Ama içimizde bir dehlize uzanan bir akıntımızı alan mahalli da biliyoruz.

Yani amel işledikçe, amelin tadını hissettiğimizde, artık bu hissiyatımız bizi derinlere daldırır, daha da amel işlemek isteriz.

İşte bu amelin akım mahalli Allahın bir özelliği yani sıfatı dolayısıyladır.

Allah kendisini tanıtırken, insandaki özellikleri kullanarak tanıtıyor ki, insan aklıyla olaydaki bağlantıyı kursun ve olaya yaklaşsın.

Zira Allahın dengi misli benzeri yoktur ki, ona kıyasla tanıtılsın.

Tek tanıtma, insanın özellikleri sayılıp, bizim olay üzerinde tefekkür edip, olayı idrak etmemizdir.

Tabi burada olayı anlamak istemeyen ve güncel dille trolleşmek isteyenler de elbette olacaktır.

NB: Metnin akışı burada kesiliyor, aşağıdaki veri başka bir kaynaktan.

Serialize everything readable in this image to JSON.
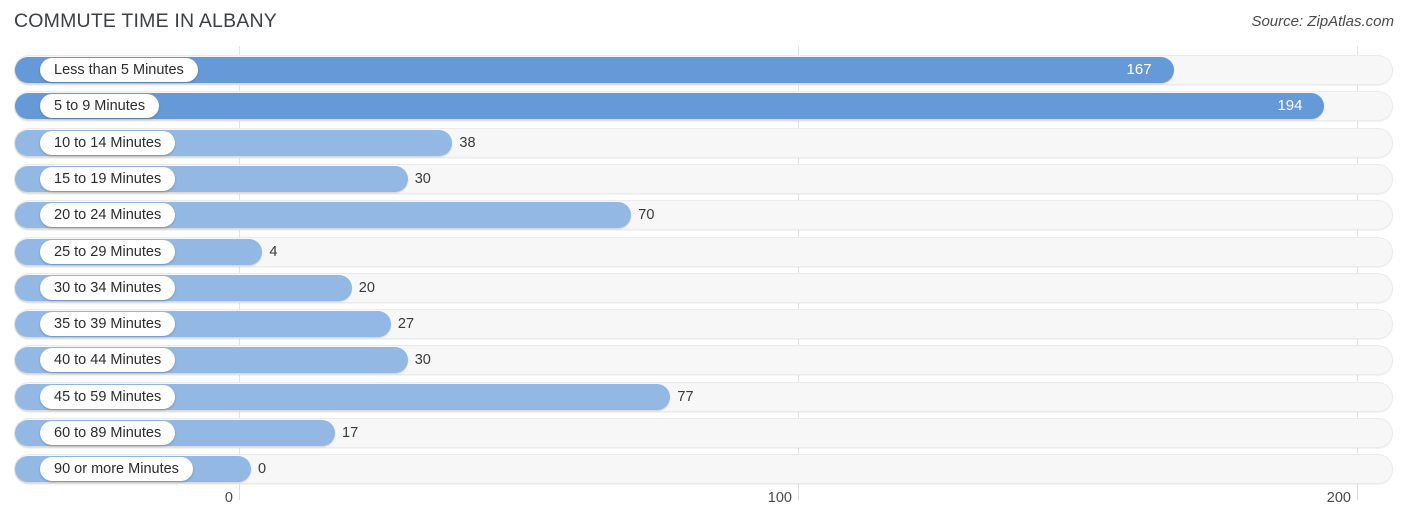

Onlar bizim için zaten mevzu bahis değildir.

Ama gerçekten önyargısız ve inatsız bir şekilde hareket edip olayı anlamak isteyenler, verilen örnekler üzerinde tefekkür edecek ve hakikate ulaşacaktır.

Zira aklıyla tespit etmiştir ki, dünyaya bir defa gelmiş, bunca muazzam bir dünyanın sadece elli altmış yıllık bir ömür için tezyin edilmediğini fark edecektir.

Bu fark edişle beraber gözünü ölüm ötesindeki yaşam için çabalamaya dikecek ve olayın gerçeğe ermek için de, elindeki donelerden yola çıkıp hakikate kulaç açacaktır.

İşte bu kısa ön bilgiden sonra bilelim ki, Allah baldırını açtı ve kendini kanıtladı ve peygamberle onu tanıdı derken, yani pozitif ve negatif akıntıyı ortadan kaldırıp, onların yönelimlerindeki nötrlüğü hissettirip, amellerinin ulaştığı tam teslimiyet mahallini yani secdeye varışı fark ettirir.

Nitekim bir hadisi şerifte Hz. Muhammed Mustafa sallellahu aleyhi vesellem efendimiz şöyle buyurmaktadır:

“Ebu Said (ra) anlatıyor. Resulullah (aleyhisselatu vesselam)’ı dinledim, “Baldırların açılacağı, kendilerinin secdeye davet edileceği gün…”(Kalem, 68/42) mealindeki ayetle ilgili olarak şöyle diyordu:

“Rabbimiz baldırını açar, her mümin erkek ve her mümin kadın O’na secde eder. Dünyada iken kendisine riya ve gösteriş olarak secde edenler geri kalırlar. Onlar da secde etmeye kalkarlar, ancak sırtları bükülmeyen yekpare bir tabakaya dönüşür (ve secde edemezler.).”

(Buhari, Tefsir, Nun ve Kalem 2, Nisa 8, Tevhid 24; Müslim, İman 302)

İşte dünyada bu nötrlüğü yani saf ve som olarak Allah için amel etmeyi hissetmeden veya en azından öylece iman edip yaşamadan, sırf dünya menfaati için yani pozitif veya negatif istek ve arzular için yaşayanlar, kıyamet günü secde edemeyecekler.